The first product Eck Plastic Arts is manufacturing on the MA II S is a souvenir drinking cup shaped as a baseball bat and sold at major-league and minor-league baseball stadiums. “The delay in opening professional baseball ended up working in our favor as it took the fire drill out of starting up the machine,” Pennefeather conceded. “It gave us more time to make sure everything was assembled properly, and auxiliaries were hooked up correctly as we familiarize our team with this new machine make.”
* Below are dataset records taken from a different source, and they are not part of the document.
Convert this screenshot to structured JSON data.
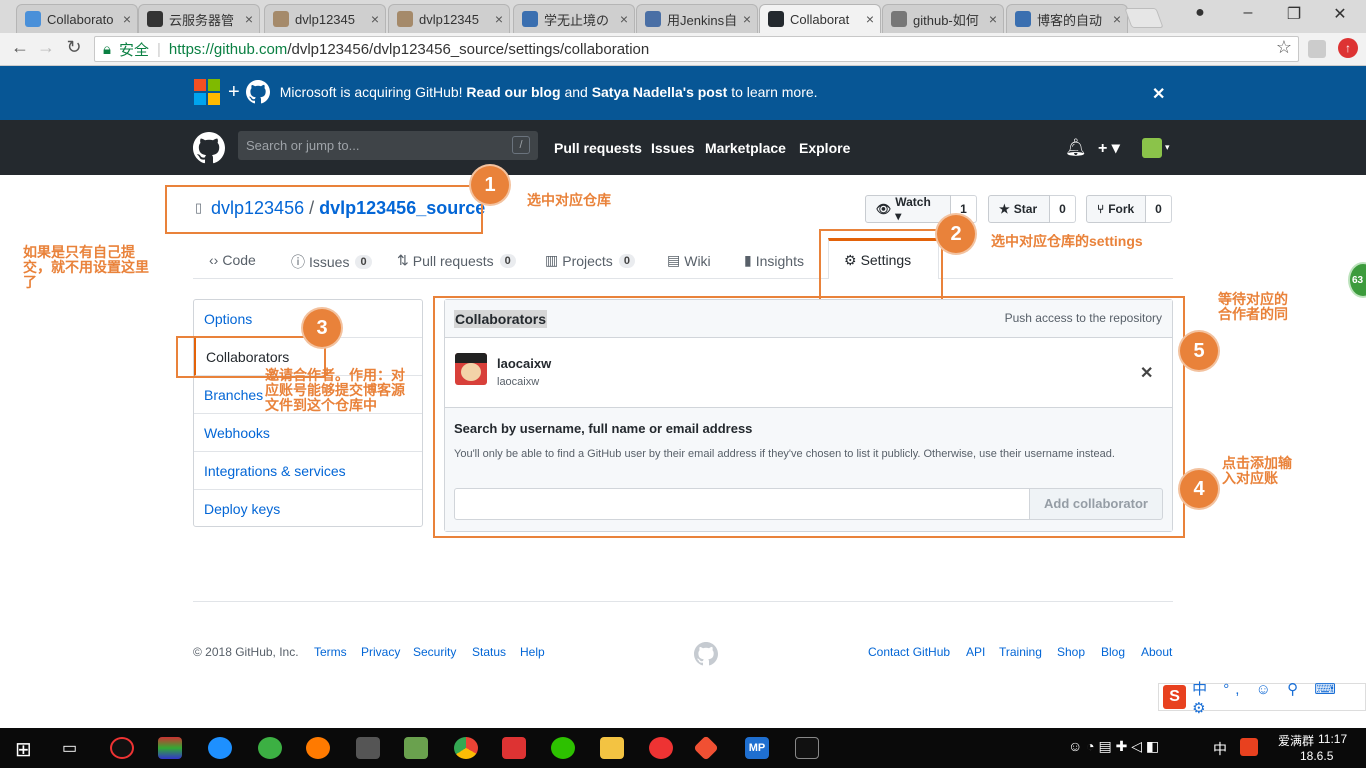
{
  "browser": {
    "tabs": [
      {
        "title": "Collaborato",
        "color": "#4a90d9",
        "active": false
      },
      {
        "title": "云服务器管",
        "color": "#333333",
        "active": false
      },
      {
        "title": "dvlp12345",
        "color": "#a58a6a",
        "active": false
      },
      {
        "title": "dvlp12345",
        "color": "#a58a6a",
        "active": false
      },
      {
        "title": "学无止境の",
        "color": "#3a6fb0",
        "active": false
      },
      {
        "title": "用Jenkins自",
        "color": "#4a6fa5",
        "active": false
      },
      {
        "title": "Collaborat",
        "color": "#24292e",
        "active": true
      },
      {
        "title": "github-如何",
        "color": "#777777",
        "active": false
      },
      {
        "title": "博客的自动",
        "color": "#3a6fb0",
        "active": false
      }
    ],
    "secure_label": "安全",
    "url_host": "https://github.com",
    "url_path": "/dvlp123456/dvlp123456_source/settings/collaboration"
  },
  "banner": {
    "text_a": "Microsoft is acquiring GitHub!",
    "link_a": "Read our blog",
    "text_b": "and",
    "link_b": "Satya Nadella's post",
    "text_c": "to learn more.",
    "close": "✕"
  },
  "header": {
    "search_placeholder": "Search or jump to...",
    "slash": "/",
    "nav": [
      "Pull requests",
      "Issues",
      "Marketplace",
      "Explore"
    ],
    "plus": "+ ▾"
  },
  "repo": {
    "owner": "dvlp123456",
    "divider": "/",
    "name": "dvlp123456_source",
    "watch_label": "Watch ▾",
    "watch_count": "1",
    "star_label": "Star",
    "star_count": "0",
    "fork_label": "Fork",
    "fork_count": "0",
    "tabs": [
      {
        "label": "Code",
        "count": ""
      },
      {
        "label": "Issues",
        "count": "0"
      },
      {
        "label": "Pull requests",
        "count": "0"
      },
      {
        "label": "Projects",
        "count": "0"
      },
      {
        "label": "Wiki",
        "count": ""
      },
      {
        "label": "Insights",
        "count": ""
      },
      {
        "label": "Settings",
        "count": ""
      }
    ]
  },
  "side_menu": [
    "Options",
    "Collaborators",
    "Branches",
    "Webhooks",
    "Integrations & services",
    "Deploy keys"
  ],
  "collab": {
    "title": "Collaborators",
    "subtitle": "Push access to the repository",
    "user_name": "laocaixw",
    "user_login": "laocaixw",
    "remove": "✕",
    "search_label": "Search by username, full name or email address",
    "search_help": "You'll only be able to find a GitHub user by their email address if they've chosen to list it publicly. Otherwise, use their username instead.",
    "add_button": "Add collaborator"
  },
  "annotations": {
    "a1_num": "1",
    "a1_text": "选中对应仓库",
    "a2_num": "2",
    "a2_text": "选中对应仓库的settings",
    "a3_num": "3",
    "a3_text": "邀请合作者。作用：对应账号能够提交博客源文件到这个仓库中",
    "a4_num": "4",
    "a4_text": "点击添加输入对应账",
    "a5_num": "5",
    "a5_text": "等待对应的合作者的同",
    "left_note": "如果是只有自己提交，就不用设置这里了"
  },
  "footer": {
    "copyright": "© 2018 GitHub, Inc.",
    "left_links": [
      "Terms",
      "Privacy",
      "Security",
      "Status",
      "Help"
    ],
    "right_links": [
      "Contact GitHub",
      "API",
      "Training",
      "Shop",
      "Blog",
      "About"
    ]
  },
  "ime": {
    "label": "中 °, ☺ ⚲ ⌨ ⚙"
  },
  "taskbar": {
    "user": "爱满群",
    "time": "11:17",
    "date": "18.6.5",
    "lang": "中"
  },
  "side_badge": "63"
}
During the COVID-19 outbreak, Eck Plastic Arts has partnered with a local nonprofit, the Association for Vision Rehabilitation and Employment (AVRE) to manufacture thousands of face shields. AVRE has contracts with federal agencies such as the Federal Emergency Management Agency (FEMA) to assemble the face shields from components produced by Eck Plastic Arts. “AVRE has been able to distribute the shields not only to federal agencies but also to several local hospitals,” explained Pennefeather. “We provide the parts at cost, keeping our shop active, enabling AVRE to provide contract work for its visually impaired clients and lower the price of the face shields for entities that badly need them.”